During the 20 years the study has been running there have been some minor changes in the protocol.

  1. The PSA cut off was lowered with 17 % in 1999. This adjustment was carried out in order to harmonize with other ERSPC-centres who used the Hybritech assay instead (in Gothenburg the Wallac assay has been used throughout the study). If calibrated to WHO standardization, the PSA cut off was lowered from 3.4 to 2.9 ng/mL.
  2. In 2005 a second lowering of the PSA cut off with 13 % was performed. This corresponds to a lowering from 2.9 to 2.5 ng/mL in WHO calibrated values.
  3. In the first and second screening round men with PSA => 7 ng/mL were reexamined after six months with a new PSA. If the still had an elevated value, they were invited for new DRE, TRUS and biopsies.
  4. All men with PSA <1 ng/mL in screening round 2, apart from those born 1930-1931 (who participated for the last time in round 3),  were not invited in round 3. This step was carried out as results showed that no men who had PSA <1 ng/mL in the first screening round had PSA =>3 ng/mL in the second screening round.
  5. All men with PIN and ASAP were rebiopsied until round 5. From round 6 rebiopsies were only performed on men participating for the last time in the study.
  6. From round 8 the number of biopsy cores were changed from sextant biopsies to 10 template biopsies.

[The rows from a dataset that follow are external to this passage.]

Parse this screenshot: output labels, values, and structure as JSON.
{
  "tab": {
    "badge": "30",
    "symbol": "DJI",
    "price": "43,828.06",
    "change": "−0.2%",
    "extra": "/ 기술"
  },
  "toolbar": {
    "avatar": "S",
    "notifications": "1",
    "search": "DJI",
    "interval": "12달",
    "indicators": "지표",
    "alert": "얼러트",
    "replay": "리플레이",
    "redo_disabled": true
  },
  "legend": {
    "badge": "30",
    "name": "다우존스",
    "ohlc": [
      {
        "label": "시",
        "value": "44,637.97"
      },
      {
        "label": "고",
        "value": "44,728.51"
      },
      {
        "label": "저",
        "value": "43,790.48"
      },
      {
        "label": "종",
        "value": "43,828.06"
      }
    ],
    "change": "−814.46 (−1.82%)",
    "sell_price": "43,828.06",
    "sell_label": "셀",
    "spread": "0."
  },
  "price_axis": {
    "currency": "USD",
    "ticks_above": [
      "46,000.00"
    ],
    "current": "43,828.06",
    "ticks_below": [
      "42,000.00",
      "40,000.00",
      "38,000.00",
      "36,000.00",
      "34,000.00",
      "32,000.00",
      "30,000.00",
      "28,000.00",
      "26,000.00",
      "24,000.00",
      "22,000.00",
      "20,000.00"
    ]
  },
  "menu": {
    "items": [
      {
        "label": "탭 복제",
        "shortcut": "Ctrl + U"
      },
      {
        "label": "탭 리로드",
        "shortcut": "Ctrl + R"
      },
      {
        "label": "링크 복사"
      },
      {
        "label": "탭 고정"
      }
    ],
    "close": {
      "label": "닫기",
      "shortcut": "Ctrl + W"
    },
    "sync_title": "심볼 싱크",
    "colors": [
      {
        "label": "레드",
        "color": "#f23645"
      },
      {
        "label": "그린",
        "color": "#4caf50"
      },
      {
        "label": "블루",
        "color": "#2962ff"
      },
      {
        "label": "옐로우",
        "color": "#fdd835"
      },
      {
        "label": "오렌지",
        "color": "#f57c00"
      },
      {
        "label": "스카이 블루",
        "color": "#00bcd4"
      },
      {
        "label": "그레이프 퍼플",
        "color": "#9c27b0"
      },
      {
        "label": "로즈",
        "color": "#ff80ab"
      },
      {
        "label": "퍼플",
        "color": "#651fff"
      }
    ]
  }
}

At the moment no further invitation take place. The study population is followed by annual linkage with the Cancer Registry as well as the Population Registry. In all men with prostate cancer important medical documentation is collected to define risk group at diagnosis and primary treatment. Furthermore, all men with prostate cancer are followed longitudinally from their medical case-books. Parametres such as time to progression and treatments are being recorded. Death certificates are collected in all deceased men and in those men with prostate cancer an independent Cause of Death Committee consisting of three members, assess the cause of death based on all available medical documentation.

Alltogether 7,655 men have participated at least once and 2,513 men have had at least one biopsy. A total of 1,051 men have been diagnosed with prostate cancer in the study.